‘kendi başımıza bir odada , bir elimizle diğer elimizi tuttuğumuzda , buna ‘el ele tutuşmak’ adını vermeyiz.. kendi başımıza bir odada , bir aynada kendi elimize doğru uzanıp camın soğukluğuyla karşılaştığımızda , buna dokunma adını vermeyiz .. aksine , bunlardan her ikisi de dokunmanın buruk bir parodisi olup üzüntü duygumuzdan , ihtiyaçlarımıza ve arzularımıza acımasızca kayıtsız kalan bir dünyada var olduğumuz duygusundan doğar ve bu duyguyu besler..
gene de , insanı yeniden dünyaya döndüren ya da dünyayı yeniden insana döndüren bir tek başına dokunma biçimi vardır elbette ve bir kez daha bunu çok büyük bir kavrayış ve incelikle keşfeden kişinin ‘proust’ olması pek şaşırtıcı değildir..
‘marcel’ üzülerek ‘aynı duygular , önceden belirlenmiş bir düzene göre , bütün insanların yüreklerinde eşzamanlı olarak ortaya çıkmıyor’u keşfettikten hemen sonra şunu anlatır : ‘bazen yalnız olmaktan duyduğum coşkuya , bu duygudan açık biçimde ayrılmakta güçlük çektiğim bir başka duygu eklenirdi : kollarım arasında sıkı sıkıya tutabileceğim bir köylü kızının gözlerimin önünde belirmesi arzusunun harekete geçirdiği bir duygu..’ marcel bu anıyı izleyerek farkına varır ki , böyle kollarının arasına almayı arzuladığı kadına bir anlamda her gün dolaştığı korular ve kırlık alanlar varlık kazandırmışsa , bir anlamda da o , bu koruların ve kırlık alanların ete kemiğe bürünmesidir , marcel’in onun aracılığıyla bütün manzaraya sahip olabileceği benzersiz bir varlıktır.. ‘çünkü o zaman’ der marcel ‘kendim olmayan her şey , yeryüzü ve onun üzerindeki mahluklar bana daha değerli , daha önemli , yetişkin insanlara göründüğünden daha gerçek bir varoluşla bezenmiş görünürdü..’ öyleyse , insan bir kadını arzularken , daha sonra ki yaşamında olduğu gibi , o kadının bize vereceği zevki düşünmez ,’ çünkü insan kendini düşünmez , yalnızca kendinden kaçmayı düşünür..’

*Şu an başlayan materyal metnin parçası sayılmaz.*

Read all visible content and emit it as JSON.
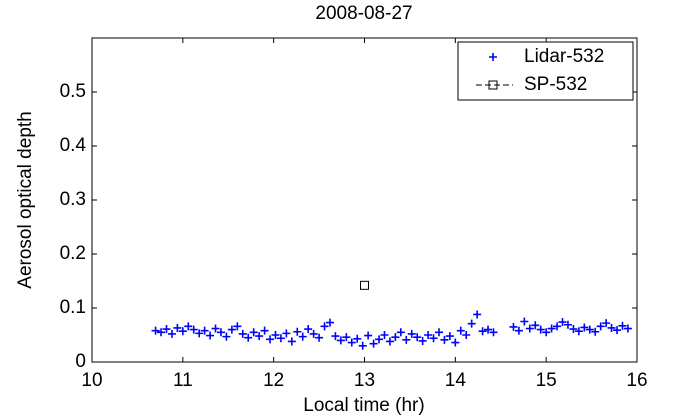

‘bağımlılığın yalnızlığı gidermenin yollarından biri olduğunu söylemek , yanlış bir izlenim vermek olur.. bağımlılığın giderdiği şey , hücre hapsinin getirdiği duygusal yoksunluktur.. ve hücre hapsi , şu ana kadar belirttiğim gibi , dört duvarı , kilitli bir kapıyı ve bir gardiyanı gerektirmez ; yalnızca dünyayla olan doğal karşılıklılık duygumuzu yitirmemiz ve elimizden geldiğince bu yitimi gidermeyi deneyecek kadar acıyla onun bilincinde olmamız yeterlidir..
‘william burroughs’ niçin eroin bağımlısı olduğunu sorgularken , bağımlılığın can sıkıntısıyla yakından bağlantılı olduğunu kabul etmek zorunda kalır.. burjuva yaşamının ona sunduğu seçeneklerden hiçbirini ilginç bulmamış ve ‘tutunanlar’a , yaşamlarını dünyanın başarılı kabul ettiği şeye dönüştürenlere ilişkin gördükleri tam anlamıyla midesini bulandırmıştır.. bir eroinman haline gelmek , bunlardan kurtulmanın bir yolu olmuştur ve burroughs bunun aslında ne kadar büyük bir çabayı gerektirdiğini ve gerçek anlamıyla bir eroinman haline gelmenin ne kadar uzun sürdüğünü güçlü bir dille anlatır..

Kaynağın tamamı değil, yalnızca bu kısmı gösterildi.